A decisive step for networks in Europe
Claudia Nemat, member of the management board responsible for technology and innovation at Deutsche Telekom, said: “We are demonstrating 5G live here, in the middle of Berlin, rather than in a lab. This is a very decisive developmental step on the way to the global launch of 5G, which is planned for 2020.
“If everything is connected to everything else, customers need a high-performance, reliable and secure network. Industry in particular will benefit from 5G as a powerful enabler for a wide range of applications. We are ready for 5G.”
Advanced techniques bringing greater efficiency
The new developments will bring mobile and fixed communications together, with software-controlled, end-to-end managed networks. 5G New Radio (5G NR) is the new air interface, working in combination with the evolving 4G and LTE technologies.
Using advanced antenna techniques known as massive MIMO (multiple input, multiple output), the number of antenna elements deployed at both the base station and in the subscriber device are increased, creating a more efficient frequency spectrum.
Deutsche Telekom CTO Bruno Jacobfeuerborn said: “As soon as the standard is defined and is available, we will proceed in 2018 to lay the foundation for large-scale build-out. This is how we are driving the technology development in Europe and demonstrate our innovation power.”

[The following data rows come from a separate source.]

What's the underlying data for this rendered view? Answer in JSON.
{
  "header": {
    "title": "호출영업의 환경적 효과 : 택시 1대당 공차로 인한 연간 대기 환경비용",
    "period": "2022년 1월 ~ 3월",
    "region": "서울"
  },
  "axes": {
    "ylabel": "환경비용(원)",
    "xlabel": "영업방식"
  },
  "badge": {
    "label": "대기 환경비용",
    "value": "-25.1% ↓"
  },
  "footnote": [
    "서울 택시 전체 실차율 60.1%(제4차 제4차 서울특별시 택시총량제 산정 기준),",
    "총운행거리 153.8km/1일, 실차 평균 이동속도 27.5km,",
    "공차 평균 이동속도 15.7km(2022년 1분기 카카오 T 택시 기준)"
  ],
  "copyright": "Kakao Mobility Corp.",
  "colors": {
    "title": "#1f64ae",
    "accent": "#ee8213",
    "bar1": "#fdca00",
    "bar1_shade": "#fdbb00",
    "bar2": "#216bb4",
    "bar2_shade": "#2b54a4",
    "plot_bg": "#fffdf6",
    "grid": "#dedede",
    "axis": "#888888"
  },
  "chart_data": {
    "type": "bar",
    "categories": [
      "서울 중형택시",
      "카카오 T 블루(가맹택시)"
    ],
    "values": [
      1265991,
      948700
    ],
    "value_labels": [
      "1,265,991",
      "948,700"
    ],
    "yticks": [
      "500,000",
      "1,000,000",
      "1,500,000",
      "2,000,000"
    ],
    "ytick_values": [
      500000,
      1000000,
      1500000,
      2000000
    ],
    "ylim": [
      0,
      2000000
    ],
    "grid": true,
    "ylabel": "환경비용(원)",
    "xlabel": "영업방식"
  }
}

The Berlin antennas are manufactured by Huawei, and Deutsche Telekom is using the 3.7GHz frequency spectrum range for implementation of 5G NR.
This marks an exciting development for mobile connectivity in Europe, although it is still lagging behind Asia in terms of progress. Ericsson released a report yesterday that detailed how businesses are preparing for the future, including a massive increase in 5G trials in comparison to 2016’s figures.